The Day After
Slow low spawned tornadoes

By Al Schmahl
Independent Managing Editor

Originally Published Wednesday, June 4, 1980

An unusually slow moving low pressure area which spawned anywhere from five to 15 tornadoes was responsible for the devastation and death which struck Grand Island Tuesday night.

That was the description provided by Don Davis, meteorologist in charge of the Grand Island Weather Service office.

Davis explained that normally a tornado accompanies a fast moving cold front, traveling in a southwest to northeast direction. But Tuesday night's storms, he said, were associated stationary fronts which have been hovering around Nebraska since last Thursday.

"We tracked the low from Dannebrog in a curve through Grand Island to about Phillips," he said. "It took four hours to go some 30 miles."

Davis explained that the first word of funnel clouds came from the Dannebrog area at about 8:15 p.m. Those funnels, he said, were moving in the conventional northeasterly direction. But Weather Service officials soon realized the storm system itself was moving in a southerly direction, directly toward Grand Island, and picked up a "hook echo" on radar northwest of Grand Island at about 8:30 p.m.

A "meso" low developed within the thunderstorm, he said. Such low pressure areas are no more than eight to 10 miles across, he said, in contrast to the large lows normally seen on a weather map, but are extremely intense.

In this case, tornadoes dipped out of the periphery of the low, which was almost stationary as it crossed Grand Island.

Davis said warning sirens were sounded around 9 p.m., and the first actual report of a tornado came at about 9:45 p.m. on Capitol Avenue, some two miles east of Northwest High School.
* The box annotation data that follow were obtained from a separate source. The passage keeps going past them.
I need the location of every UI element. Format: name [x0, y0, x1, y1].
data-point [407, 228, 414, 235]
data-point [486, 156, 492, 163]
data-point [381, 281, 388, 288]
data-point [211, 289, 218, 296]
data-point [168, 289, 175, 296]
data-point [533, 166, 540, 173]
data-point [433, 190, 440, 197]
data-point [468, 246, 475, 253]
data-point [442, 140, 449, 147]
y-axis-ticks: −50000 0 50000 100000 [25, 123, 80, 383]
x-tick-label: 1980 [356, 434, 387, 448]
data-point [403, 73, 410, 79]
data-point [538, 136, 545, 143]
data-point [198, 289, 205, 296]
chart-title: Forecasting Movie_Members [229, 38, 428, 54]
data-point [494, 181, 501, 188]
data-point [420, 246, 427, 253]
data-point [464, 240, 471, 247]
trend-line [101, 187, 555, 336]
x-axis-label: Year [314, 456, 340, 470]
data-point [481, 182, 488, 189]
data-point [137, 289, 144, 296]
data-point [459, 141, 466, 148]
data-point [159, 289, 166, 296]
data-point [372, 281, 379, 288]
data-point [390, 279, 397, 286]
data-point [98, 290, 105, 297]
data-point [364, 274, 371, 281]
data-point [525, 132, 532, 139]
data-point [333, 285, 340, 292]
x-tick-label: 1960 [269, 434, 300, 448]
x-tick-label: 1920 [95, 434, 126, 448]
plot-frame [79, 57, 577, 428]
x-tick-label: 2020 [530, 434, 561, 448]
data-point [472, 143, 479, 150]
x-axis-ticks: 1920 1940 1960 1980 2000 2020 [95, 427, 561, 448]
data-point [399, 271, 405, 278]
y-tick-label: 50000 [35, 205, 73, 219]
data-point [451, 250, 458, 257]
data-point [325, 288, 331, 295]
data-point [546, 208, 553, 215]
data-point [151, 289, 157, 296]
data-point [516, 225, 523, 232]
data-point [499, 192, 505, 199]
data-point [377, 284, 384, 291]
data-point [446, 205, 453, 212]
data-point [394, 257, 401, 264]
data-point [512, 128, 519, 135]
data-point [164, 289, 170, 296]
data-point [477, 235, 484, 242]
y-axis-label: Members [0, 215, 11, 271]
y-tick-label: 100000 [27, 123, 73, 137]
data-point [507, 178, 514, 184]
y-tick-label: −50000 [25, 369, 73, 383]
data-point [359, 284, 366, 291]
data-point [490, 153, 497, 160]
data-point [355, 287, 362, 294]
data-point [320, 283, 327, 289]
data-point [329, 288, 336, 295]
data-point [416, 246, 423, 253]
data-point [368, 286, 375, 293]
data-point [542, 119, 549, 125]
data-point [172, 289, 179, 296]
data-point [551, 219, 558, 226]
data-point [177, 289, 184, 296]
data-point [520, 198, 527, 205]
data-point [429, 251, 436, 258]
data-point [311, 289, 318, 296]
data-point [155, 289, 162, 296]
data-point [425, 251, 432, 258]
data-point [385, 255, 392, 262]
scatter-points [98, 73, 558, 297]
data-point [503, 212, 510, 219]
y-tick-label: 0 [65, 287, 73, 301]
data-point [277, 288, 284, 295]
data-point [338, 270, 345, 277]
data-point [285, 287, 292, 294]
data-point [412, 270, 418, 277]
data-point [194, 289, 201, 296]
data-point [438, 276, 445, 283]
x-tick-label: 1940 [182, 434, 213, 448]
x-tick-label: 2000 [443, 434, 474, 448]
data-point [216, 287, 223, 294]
What followed was apparently a series of small tornadoes, rather than one huge one, Davis said. And it was almost midnight before the storm began to dissipate east of Phillips.

Davis said that when you look from the ground at the clouds, they move in a clockwise direction, around a meso low, which provides the swirling action seen.

Weather radar, Davis said, "tracks the parent thunderstorm that produces the tornado, not the tornado itself; radar actually shows the water droplets within the storm."

Davis warned that more severe thunderstorms are predicted for the state Wednesday, because the same series of frontal systems remain over Nebraska.

As of mid-morning, official rain measurements had not been taken, but Davis said it had to be three to four inches at the Weather Service office and probably more in Grand Island.

He said there should be no flooding problems for Grand Island, barring more heavy rain, but that Prairie and Silver Creek may be running bank full, and Wood River to the east, and it would have to be monitored.